Strengthen Your Claim With the Right Diagnosis

When you’re reporting 11043 and 11042-59, Mac recommends ensuring your ICD-10 codes are “very specific to each part of the body in order to prove that you have two separate places, areas or depths.” Also, make certain each CPT® code is associated with the appropriate diagnosis.
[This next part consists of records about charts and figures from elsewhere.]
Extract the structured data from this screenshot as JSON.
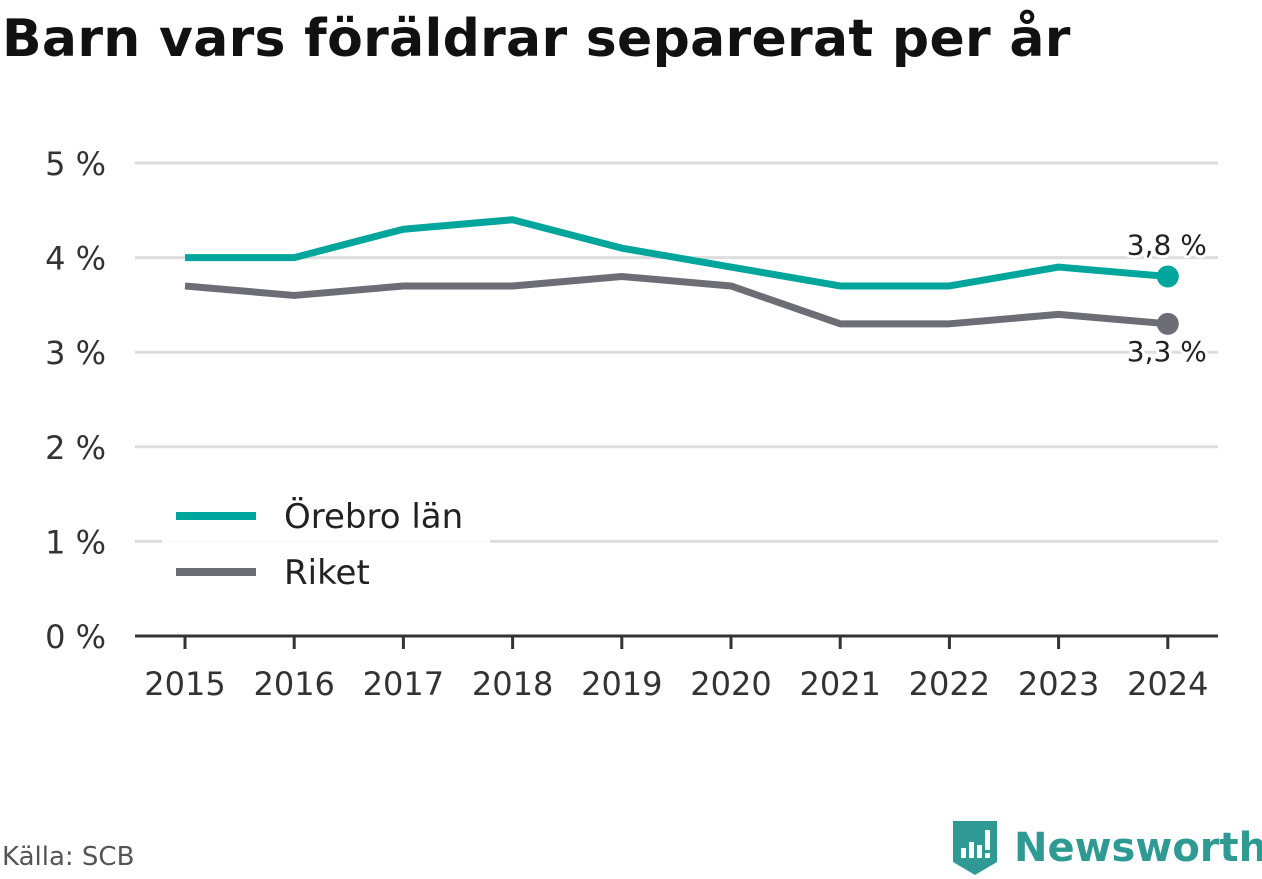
{
  "title": "Barn vars föräldrar separerat per år",
  "source": "Källa: SCB",
  "brand": {
    "name": "Newsworthy",
    "logo_icon": "newsworthy-bar-chart-logo",
    "color": "#2f9a93"
  },
  "chart_data": {
    "type": "line",
    "title": "Barn vars föräldrar separerat per år",
    "x": [
      "2015",
      "2016",
      "2017",
      "2018",
      "2019",
      "2020",
      "2021",
      "2022",
      "2023",
      "2024"
    ],
    "series": [
      {
        "name": "Örebro län",
        "color": "#00a59b",
        "values": [
          4.0,
          4.0,
          4.3,
          4.4,
          4.1,
          3.9,
          3.7,
          3.7,
          3.9,
          3.8
        ],
        "end_label": "3,8 %"
      },
      {
        "name": "Riket",
        "color": "#6d6d75",
        "values": [
          3.7,
          3.6,
          3.7,
          3.7,
          3.8,
          3.7,
          3.3,
          3.3,
          3.4,
          3.3
        ],
        "end_label": "3,3 %"
      }
    ],
    "ylim": [
      0,
      5
    ],
    "y_ticks": [
      0,
      1,
      2,
      3,
      4,
      5
    ],
    "y_tick_labels": [
      "0 %",
      "1 %",
      "2 %",
      "3 %",
      "4 %",
      "5 %"
    ],
    "grid": true,
    "legend_position": "bottom-left",
    "xlabel": "",
    "ylabel": ""
  }
}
Scenario: Consider this example from Catherine Brink, BS, CMM, CPC, CMSCS, CPOM, president of Healthcare Resource Management Inc. in Spring Lake, N.J.:

The physician debrides 15 sq. cm of muscle and fascia on a patient’s left forearm, and then debrides 10 sq cm of subcutaneous tissue on her right forearm. On the claim, you should report 11043 for the left forearm debridement with S51.812A (Laceration without foreign body of left forearm; initial encounter) appended to represent the patient’s wound. Then, you’d report and 11042-59 (or XS) with S51.811A (Laceration without foreign body of right forearm; initial encounter) appended to represent the patient’s injury.

Good idea: If your payer accepts site modifiers, you could append modifier LT (Left side) to 11043 and RT (Right side) to 11042 to further make your case for separate wounds and sites, but since it is truly the depth of the wound not the location per se that warrants the reporting of both codes, modifier 59 would be appropriate in this case.

Know When Modifier 59 Can Earn You Extra Dollars

In order to be appropriately reimbursed for each multiple debridement, make sure you append modifier 59 to 11042, not 11043. The payer will likely cut reimbursement in half for whichever code you report with modifier 59, and pay 100 percent for the code without a modifier.

Impact: Code 11043 pays about $240 national facility rate in a freestanding OPPS setting (and about $97 national physician rate for a freestanding OPPS setting), while 11042 is worth around $126 for a freestanding OPPS procedure (and about $36 for the national physician rate). That’s a difference in facility code payment of approximately $114, so in accordance with CCI edits, you’ll want to modify the lower-reimbursed code (11042).

Steer Clear of Modifiers for Same-Depth Debridements

If your physician performs multiple debridements of the same depth for the same patient, “you would add the surface area together and code based on the total surface area,” reports Brink.

Example: The provider debrides a pair of subcutaneous wounds for a patient: one 20 square cm wound on the patient’s right leg, and another 15 square cm left leg injury. On the claim, you would report 11042 for the first 20 sq. cm of debridement space, and 11045 (… each additional 20 sq. cm, or part thereof [List separately in addition to code for primary procedure]) for the remaining treatment area.

You don’t need a modifier for this scenario because the wounds were of the same depth, Brink explains.